Leur leader Billy Corgan avait décidé de frapper un grand coup avec ce double album, d’écrire le The Wall des années 90. Tant d’ambition avait de quoi laisser sceptique. Et ils l’ont fait. Et 10 ans après on en est encore étonné. Il y a dans ce disque quantité d’émotions, d’influences et de styles musicaux qu’on aurait du mal à distinguer et à décrire. Progressif, pop, heavy metal, folk, gothique... une sorte de très improbable mélange des Cure, des Pixies, de Black Sabbath et des Pink Floyd, mais toujours avec un souci de rester créatif au lieu de pomper comme le font de trop nombreux groupes. Par rapport à son prédécesseur Butch Vig, connu pour ses sonorités lisses, le producteur Alan Moulder a su donner au son avec plus d’ampleur et de puissance, quitte à sonner « bourrin » sur certains titres.

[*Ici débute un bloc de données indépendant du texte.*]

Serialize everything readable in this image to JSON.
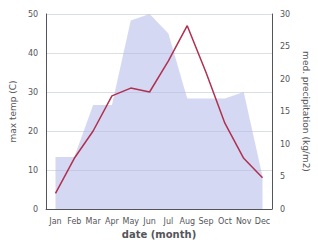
{
  "chart_data": {
    "type": "line",
    "xlabel": "date (month)",
    "ylabel": "max temp (C)",
    "y2label": "med. precipitation (kg/m2)",
    "categories": [
      "Jan",
      "Feb",
      "Mar",
      "Apr",
      "May",
      "Jun",
      "Jul",
      "Aug",
      "Sep",
      "Oct",
      "Nov",
      "Dec"
    ],
    "series": [
      {
        "type": "area",
        "axis": "y2",
        "color": "#b0b8e8",
        "values": [
          8,
          8,
          16,
          16,
          29,
          30,
          27,
          17,
          17,
          17,
          18,
          5
        ]
      },
      {
        "type": "line",
        "color": "#b03050",
        "values": [
          4,
          13,
          20,
          29,
          31,
          30,
          38,
          47,
          35,
          22,
          13,
          8
        ]
      }
    ],
    "ylim": [
      0,
      50
    ],
    "yticks": [
      0,
      10,
      20,
      30,
      40,
      50
    ],
    "y2lim": [
      0,
      30
    ],
    "y2ticks": [
      0,
      5,
      10,
      15,
      20,
      25,
      30
    ],
    "grid": true
  }
}
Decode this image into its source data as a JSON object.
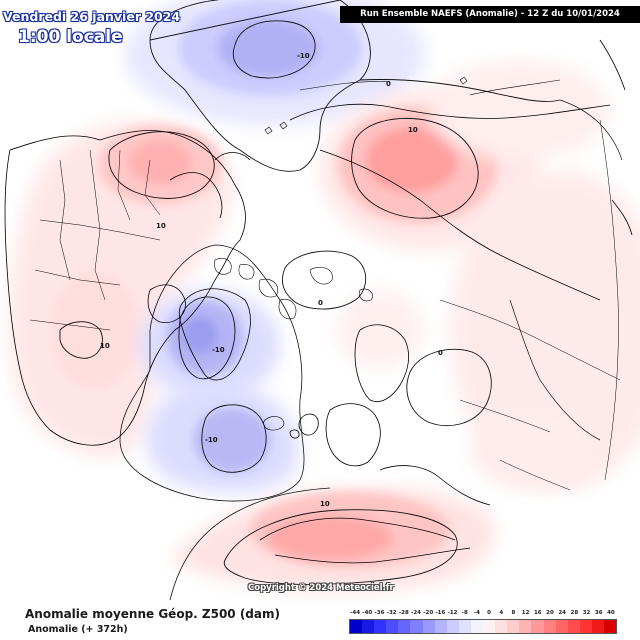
{
  "header": {
    "date": "Vendredi 26 janvier 2024",
    "time": "1:00 locale",
    "run_info": "Run Ensemble NAEFS (Anomalie) - 12 Z du 10/01/2024"
  },
  "map": {
    "contour_labels": [
      {
        "id": "neg-north",
        "text": "-10"
      },
      {
        "id": "zero-north",
        "text": "0"
      },
      {
        "id": "pos-siberia",
        "text": "10"
      },
      {
        "id": "pos-nam",
        "text": "10"
      },
      {
        "id": "pos-nam-east",
        "text": "10"
      },
      {
        "id": "zero-arctic",
        "text": "0"
      },
      {
        "id": "neg-greenland",
        "text": "-10"
      },
      {
        "id": "zero-europe",
        "text": "0"
      },
      {
        "id": "neg-atlantic",
        "text": "-10"
      },
      {
        "id": "pos-mediterranean",
        "text": "10"
      }
    ],
    "copyright": "Copyright © 2024 Meteociel.fr"
  },
  "footer": {
    "title": "Anomalie moyenne Géop. Z500 (dam)",
    "subtitle": "Anomalie (+ 372h)"
  },
  "legend": {
    "labels": [
      "-44",
      "-40",
      "-36",
      "-32",
      "-28",
      "-24",
      "-20",
      "-16",
      "-12",
      "-8",
      "-4",
      "0",
      "4",
      "8",
      "12",
      "16",
      "20",
      "24",
      "28",
      "32",
      "36",
      "40"
    ],
    "colors": [
      "#0000cc",
      "#1a1ae6",
      "#3333ff",
      "#4d4dff",
      "#6666ff",
      "#8080ff",
      "#9999ff",
      "#b3b3ff",
      "#ccccff",
      "#e0e0ff",
      "#f2f2ff",
      "#fff2f2",
      "#ffe0e0",
      "#ffcccc",
      "#ffb3b3",
      "#ff9999",
      "#ff8080",
      "#ff6666",
      "#ff4d4d",
      "#ff3333",
      "#f01a1a",
      "#d90000"
    ]
  }
}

La voix nasillarde de Corgan est plus entêtante que jamais, la batterie de Jimmy Chamberlain est au top... Mais ce qui frappe tout de suite surtout c’est cet entassement des émotions les plus diverses, l’amour, la rage, la douleur, la paix, la nostalgie... un peu comme une bande son de toute notre vie. Et le groupe arrive à donner à tout ce foutoir une unité et une cohérence.

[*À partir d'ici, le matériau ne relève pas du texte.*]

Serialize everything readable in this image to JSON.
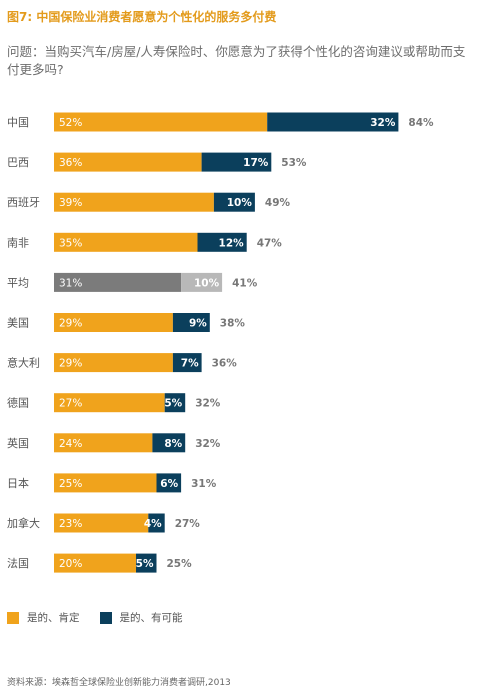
{
  "title": "图7: 中国保险业消费者愿意为个性化的服务多付费",
  "question": "问题：当购买汽车/房屋/人寿保险时、你愿意为了获得个性化的咨询建议或帮助而支付更多吗?",
  "legend": {
    "series_1": "是的、肯定",
    "series_2": "是的、有可能"
  },
  "source": "资料来源：埃森哲全球保险业创新能力消费者调研,2013",
  "colors": {
    "series_1": "#f0a31c",
    "series_2": "#0b3f5c",
    "average_1": "#7b7b7b",
    "average_2": "#b8b8b8",
    "title": "#e39b1c"
  },
  "chart_data": {
    "type": "bar",
    "orientation": "horizontal",
    "stacked": true,
    "categories": [
      "中国",
      "巴西",
      "西班牙",
      "南非",
      "平均",
      "美国",
      "意大利",
      "德国",
      "英国",
      "日本",
      "加拿大",
      "法国"
    ],
    "series": [
      {
        "name": "是的、肯定",
        "values": [
          52,
          36,
          39,
          35,
          31,
          29,
          29,
          27,
          24,
          25,
          23,
          20
        ]
      },
      {
        "name": "是的、有可能",
        "values": [
          32,
          17,
          10,
          12,
          10,
          9,
          7,
          5,
          8,
          6,
          4,
          5
        ]
      }
    ],
    "totals": [
      84,
      53,
      49,
      47,
      41,
      38,
      36,
      32,
      32,
      31,
      27,
      25
    ],
    "highlight_category": "平均",
    "value_suffix": "%",
    "xlim": [
      0,
      100
    ],
    "grid": false
  }
}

On commence par un petit instrumental tout mignon au piano, et tout à coup on est pris à la gorge par l’intensité épique des violons de Tonight Tonight, dont le clip vaut également le détour. Les morceaux suivants, plus classiques sont un enchaînement d’hymnes pop metal, bourrés de guitares, rageurs et réjouissants, et même parfois tubesques (Zero, Bullets...). Après ça, le groupe se lâche encore un peu plus et montre l’étendue de son talent avec, en vrac, des déflagrations sonores (Fuck You au titre approprié), des ballades délicates et aériennes (Cupid De Locke, Galapogos...), une bizarerie electro (Love) et un long morceau « progressif »(Porcelina In A Vast Ocean)

Mais ce premier CD est relativement conventionnel comparé au second. Il démarre toutes guitares dehors avec les très noir Where The Boys Fear To Tread et Bodies où Corgan hurle que « Love is suicide ». Puis viennent trois étranges ballades venues de nulle part. D’abord Thirty Three et son piano déglingué, puis le déchirant In The Arms Of Sleep et sa scie musicale et surtout le tube 1979 avec son rythme hypnotisant et lancinant qui a marqué les esprits. Ensuite les titres s’enchaînent entre la fureur ultra-saturée de Tales Of Scorched Earth, la douceur de Stumbleine. Thru The Eyes Of A Ruby est une sorte d’aboutissement, un morceau aussi sophistiqué que parfait. Le disque se clôt sur une longue enfilade de ballades toutes intéressantes à leur manière, dont on retiendra surtout By Starlight avec ses guitares planantes et Farewell And Goodnight, jolie petite berceuse où tout le groupe chante. Ce morceau achève l’album avec les mêmes notes de piano qu’au début (pour donner envie de le remettre ?).
Au fil des écoutes, on découvre la profondeur de chaque morceau, chaque petite trouvaille sonore perdue dans tout ce foisonnement. Et on remet encore le CD, encore et encore. On arrête un peu pendant quelques mois... et puis on se le remet encore. Et ça fait 10 ans que ça dure.

Billy Corgan et ses citrouilles ont fait de bonnes choses avant cet album ils en referont après. Mais jamais l’alchimie ne sera aussi parfaite que dans ce disque ce qui en fait un prétendant plus que sérieux au titre de meilleur album des années 90.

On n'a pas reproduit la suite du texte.